Before joining Sinclair as Communications Director, I spent nearly two years as a reporter at a daily newspaper.
What have I learned? The two worlds aren’t all that different.
Telling a Story
Both journalism and public affairs are all about one thing – telling compelling stories. The main difference is that consulting firms like ourselves work for clients, while reporters and the media write for their outlet and audience.
As a journalist, I had a duty to deliver the news to my audience. My stories were meant to be objective and present the facts, so residents had an idea of what was happening around them.
At Sinclair, we work diligently to tell the story of our clients to help them accomplish a larger goal – whether it’s establishing a brand, managing an issue or dealing with a crisis. Much like a reporter works with sources, we walk through the process with our client to ensure we capture the story in the way they want it to be told.
Time is Vital
In both professions, time is of the essence. Reporters work on strict deadlines to publish important stories, and not a second can be wasted.
This is the same for public affairs. A client has a goal, and this goal is usually accompanied by a timeline. We are beholden to the client to carry out a plan in a timely manner. Failure to do so could have serious consequences for the success of a campaign.
At Sinclair, our team is nimble and accustomed to working on a tight schedule. We know issues can move quickly, and have experience getting results in a short amount of time.
For reporters, stories don’t fall out of thin air. PR professionals are a vital source in providing information and potential stories to media outlets. In this respect, the two fields work hand in hand, benefitting one another.

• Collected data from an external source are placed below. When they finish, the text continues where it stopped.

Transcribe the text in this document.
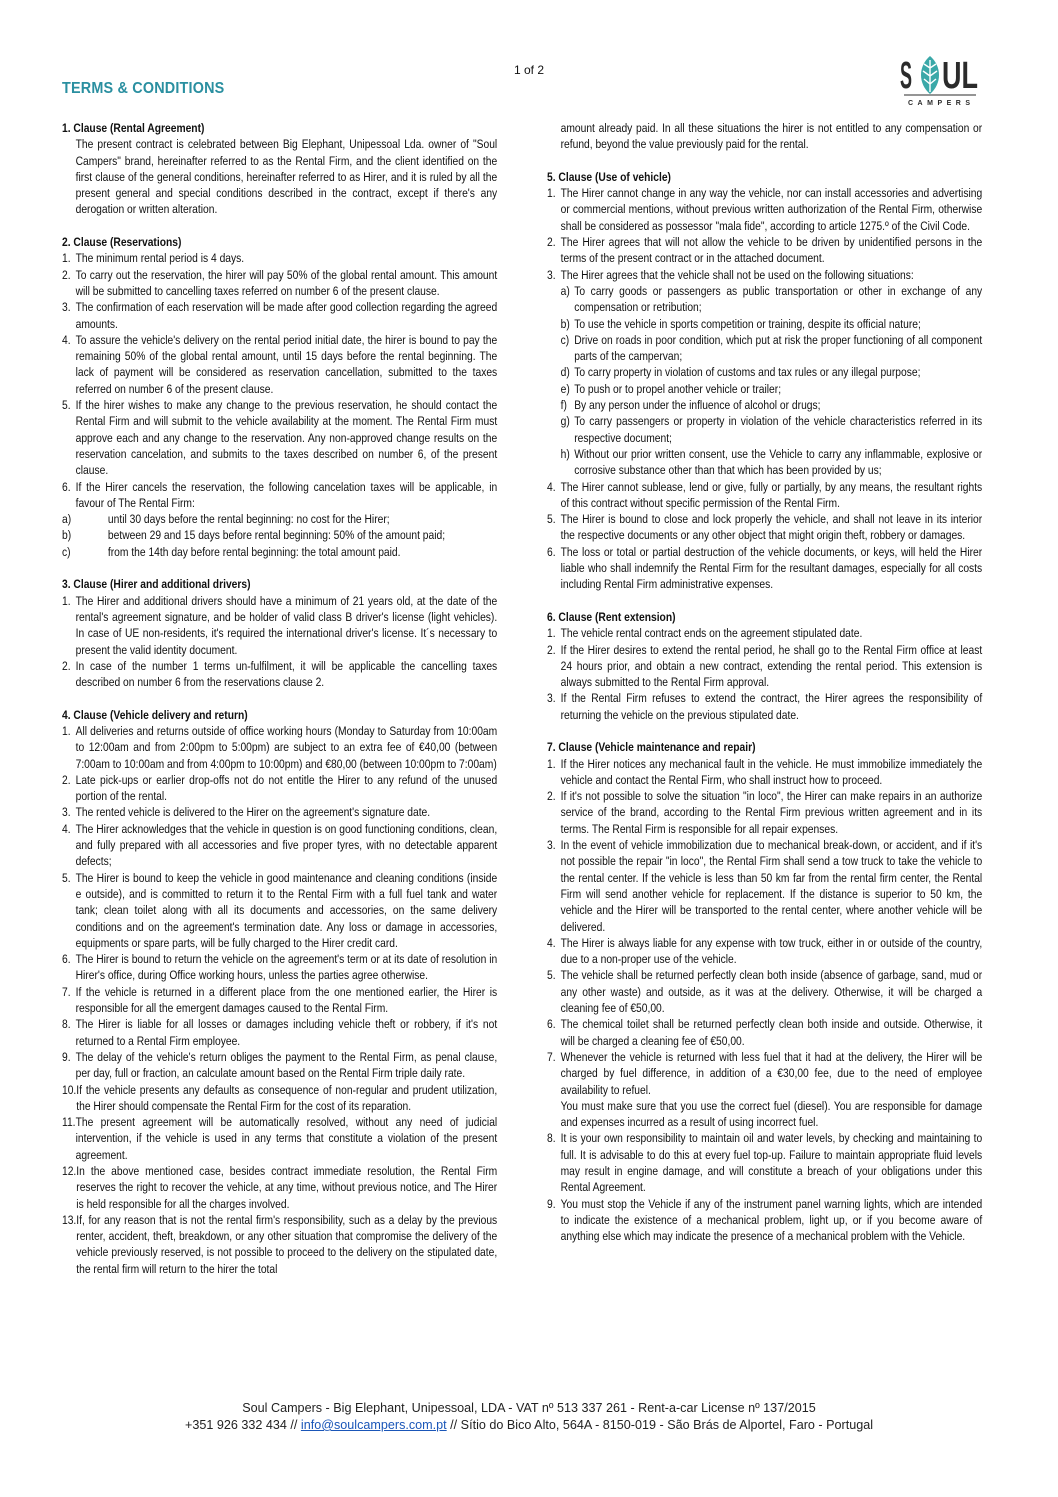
1 of 2
TERMS & CONDITIONS	S UL
CAMPERS
1. Clause (Rental Agreement)
The present contract is celebrated between Big Elephant, Unipessoal Lda. owner of "Soul Campers" brand, hereinafter referred to as the Rental Firm, and the client identified on the first clause of the general conditions, hereinafter referred to as Hirer, and it is ruled by all the present general and special conditions described in the contract, except if there's any derogation or written alteration.
2. Clause (Reservations)
1. The minimum rental period is 4 days.
2. To carry out the reservation, the hirer will pay 50% of the global rental amount. This amount will be submitted to cancelling taxes referred on number 6 of the present clause.
3. The confirmation of each reservation will be made after good collection regarding the agreed amounts.
4. To assure the vehicle's delivery on the rental period initial date, the hirer is bound to pay the remaining 50% of the global rental amount, until 15 days before the rental beginning. The lack of payment will be considered as reservation cancellation, submitted to the taxes referred on number 6 of the present clause.
5. If the hirer wishes to make any change to the previous reservation, he should contact the Rental Firm and will submit to the vehicle availability at the moment. The Rental Firm must approve each and any change to the reservation. Any non-approved change results on the reservation cancelation, and submits to the taxes described on number 6, of the present clause.
6. If the Hirer cancels the reservation, the following cancelation taxes will be applicable, in favour of The Rental Firm:
a)	until 30 days before the rental beginning: no cost for the Hirer;
b)	between 29 and 15 days before rental beginning: 50% of the amount paid;
c)	from the 14th day before rental beginning: the total amount paid.
3. Clause (Hirer and additional drivers)
1. The Hirer and additional drivers should have a minimum of 21 years old, at the date of the rental's agreement signature, and be holder of valid class B driver's license (light vehicles). In case of UE non-residents, it's required the international driver's license. It´s necessary to present the valid identity document.
2. In case of the number 1 terms un-fulfilment, it will be applicable the cancelling taxes described on number 6 from the reservations clause 2.
4. Clause (Vehicle delivery and return)
1. All deliveries and returns outside of office working hours (Monday to Saturday from 10:00am to 12:00am and from 2:00pm to 5:00pm) are subject to an extra fee of €40,00 (between 7:00am to 10:00am and from 4:00pm to 10:00pm) and €80,00 (between 10:00pm to 7:00am)
2. Late pick-ups or earlier drop-offs not do not entitle the Hirer to any refund of the unused portion of the rental.
3. The rented vehicle is delivered to the Hirer on the agreement's signature date.
4. The Hirer acknowledges that the vehicle in question is on good functioning conditions, clean, and fully prepared with all accessories and five proper tyres, with no detectable apparent defects;
5. The Hirer is bound to keep the vehicle in good maintenance and cleaning conditions (inside e outside), and is committed to return it to the Rental Firm with a full fuel tank and water tank; clean toilet along with all its documents and accessories, on the same delivery conditions and on the agreement's termination date. Any loss or damage in accessories, equipments or spare parts, will be fully charged to the Hirer credit card.
6. The Hirer is bound to return the vehicle on the agreement's term or at its date of resolution in Hirer's office, during Office working hours, unless the parties agree otherwise.
7. If the vehicle is returned in a different place from the one mentioned earlier, the Hirer is responsible for all the emergent damages caused to the Rental Firm.
8. The Hirer is liable for all losses or damages including vehicle theft or robbery, if it's not returned to a Rental Firm employee.
9. The delay of the vehicle's return obliges the payment to the Rental Firm, as penal clause, per day, full or fraction, an calculate amount based on the Rental Firm triple daily rate.
10. If the vehicle presents any defaults as consequence of non-regular and prudent utilization, the Hirer should compensate the Rental Firm for the cost of its reparation.
11. The present agreement will be automatically resolved, without any need of judicial intervention, if the vehicle is used in any terms that constitute a violation of the present agreement.
12. In the above mentioned case, besides contract immediate resolution, the Rental Firm reserves the right to recover the vehicle, at any time, without previous notice, and The Hirer is held responsible for all the charges involved.
13. If, for any reason that is not the rental firm's responsibility, such as a delay by the previous renter, accident, theft, breakdown, or any other situation that compromise the delivery of the vehicle previously reserved, is not possible to proceed to the delivery on the stipulated date, the rental firm will return to the hirer the total
amount already paid. In all these situations the hirer is not entitled to any compensation or refund, beyond the value previously paid for the rental.
5. Clause (Use of vehicle)
1. The Hirer cannot change in any way the vehicle, nor can install accessories and advertising or commercial mentions, without previous written authorization of the Rental Firm, otherwise shall be considered as possessor "mala fide", according to article 1275.º of the Civil Code.
2. The Hirer agrees that will not allow the vehicle to be driven by unidentified persons in the terms of the present contract or in the attached document.
3. The Hirer agrees that the vehicle shall not be used on the following situations:
a) To carry goods or passengers as public transportation or other in exchange of any compensation or retribution;
b) To use the vehicle in sports competition or training, despite its official nature;
c) Drive on roads in poor condition, which put at risk the proper functioning of all component parts of the campervan;
d) To carry property in violation of customs and tax rules or any illegal purpose;
e) To push or to propel another vehicle or trailer;
f) By any person under the influence of alcohol or drugs;
g) To carry passengers or property in violation of the vehicle characteristics referred in its respective document;
h) Without our prior written consent, use the Vehicle to carry any inflammable, explosive or corrosive substance other than that which has been provided by us;
4. The Hirer cannot sublease, lend or give, fully or partially, by any means, the resultant rights of this contract without specific permission of the Rental Firm.
5. The Hirer is bound to close and lock properly the vehicle, and shall not leave in its interior the respective documents or any other object that might origin theft, robbery or damages.
6. The loss or total or partial destruction of the vehicle documents, or keys, will held the Hirer liable who shall indemnify the Rental Firm for the resultant damages, especially for all costs including Rental Firm administrative expenses.
6. Clause (Rent extension)
1. The vehicle rental contract ends on the agreement stipulated date.
2. If the Hirer desires to extend the rental period, he shall go to the Rental Firm office at least 24 hours prior, and obtain a new contract, extending the rental period. This extension is always submitted to the Rental Firm approval.
3. If the Rental Firm refuses to extend the contract, the Hirer agrees the responsibility of returning the vehicle on the previous stipulated date.
7. Clause (Vehicle maintenance and repair)
1. If the Hirer notices any mechanical fault in the vehicle. He must immobilize immediately the vehicle and contact the Rental Firm, who shall instruct how to proceed.
2. If it's not possible to solve the situation "in loco", the Hirer can make repairs in an authorize service of the brand, according to the Rental Firm previous written agreement and in its terms. The Rental Firm is responsible for all repair expenses.
3. In the event of vehicle immobilization due to mechanical break-down, or accident, and if it's not possible the repair "in loco", the Rental Firm shall send a tow truck to take the vehicle to the rental center. If the vehicle is less than 50 km far from the rental firm center, the Rental Firm will send another vehicle for replacement. If the distance is superior to 50 km, the vehicle and the Hirer will be transported to the rental center, where another vehicle will be delivered.
4. The Hirer is always liable for any expense with tow truck, either in or outside of the country, due to a non-proper use of the vehicle.
5. The vehicle shall be returned perfectly clean both inside (absence of garbage, sand, mud or any other waste) and outside, as it was at the delivery. Otherwise, it will be charged a cleaning fee of €50,00.
6. The chemical toilet shall be returned perfectly clean both inside and outside. Otherwise, it will be charged a cleaning fee of €50,00.
7. Whenever the vehicle is returned with less fuel that it had at the delivery, the Hirer will be charged by fuel difference, in addition of a €30,00 fee, due to the need of employee availability to refuel.
You must make sure that you use the correct fuel (diesel). You are responsible for damage and expenses incurred as a result of using incorrect fuel.
8. It is your own responsibility to maintain oil and water levels, by checking and maintaining to full. It is advisable to do this at every fuel top-up. Failure to maintain appropriate fluid levels may result in engine damage, and will constitute a breach of your obligations under this Rental Agreement.
9. You must stop the Vehicle if any of the instrument panel warning lights, which are intended to indicate the existence of a mechanical problem, light up, or if you become aware of anything else which may indicate the presence of a mechanical problem with the Vehicle.
Soul Campers - Big Elephant, Unipessoal, LDA - VAT nº 513 337 261 - Rent-a-car License nº 137/2015
+351 926 332 434 // info@soulcampers.com.pt // Sítio do Bico Alto, 564A - 8150-019 - São Brás de Alportel, Faro - Portugal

When I worked in news, I had stories pitched to me through phone calls, emails and press releases. I worked with PR professionals to report news my readers would find relevant and interesting. Without their help, I wouldn’t have been able to write a complete story and uphold my duty to the readership.
Reporters need help, but public relations officers can’t tell a story if they don’t have a medium. Sure, newspapers and online news outlets aren’t the only place to tell a story. We can push messages through social media, digital ads, and direct mail. But media attention is important for our clients’ success – a story can be a critical step in executing the overall plan.
Plan, Plan, Plan
As a journalist, before I started on a story, I created a plan that included: what I needed to cover, who I needed to talk to, and when I needed to have interviews and complete the article. Having a plan made a daunting story easier by streamlining the process.
The same goes for public affairs. No campaign will succeed without a good plan. This starts with meetings with the client, much like stories started with meetings with my editor. We talk with clients, find out what they want to accomplish, and work on a plan that can best reach that goal.
Once the plan is established, we start working and don’t stop until the job is done. But we take time to analyze the work and revise our plan if needed. We have the ability to track the amount of coverage you’re receiving and who that attention is coming from, and to perform sentiment analysis to determine the media and public view of your company or organization. Based on this information, we can determine how to effectively move forward with a story or campaign.
The same goes for journalism. There is constant editing of stories, and the whole path of a story can change if there’s new information or the editor has different thoughts.
While both fields include planning, they also involve adapting to the situation.
What We Do
At Sinclair, we understand the vital role journalism plays in today’s world. With a 24/7 news cycle, it’s more important than ever to make sure you stay in the media, and in turn, stay in control of your story.
In working with a client, we create detailed and comprehensive plans, all of which include a media relations aspect. The media help us tell your story more effectively by increasing the audience. Once a story is published, we can push that through the client’s own mediums as well.
For decades, we’ve created working relationships with media to ensure stories are told and campaigns are successful. We need reporters and they need us as a source – this creates a mutually beneficial relationship.
Though sometimes pitted against one another, public relations and journalism are always intertwined and feed off of one another.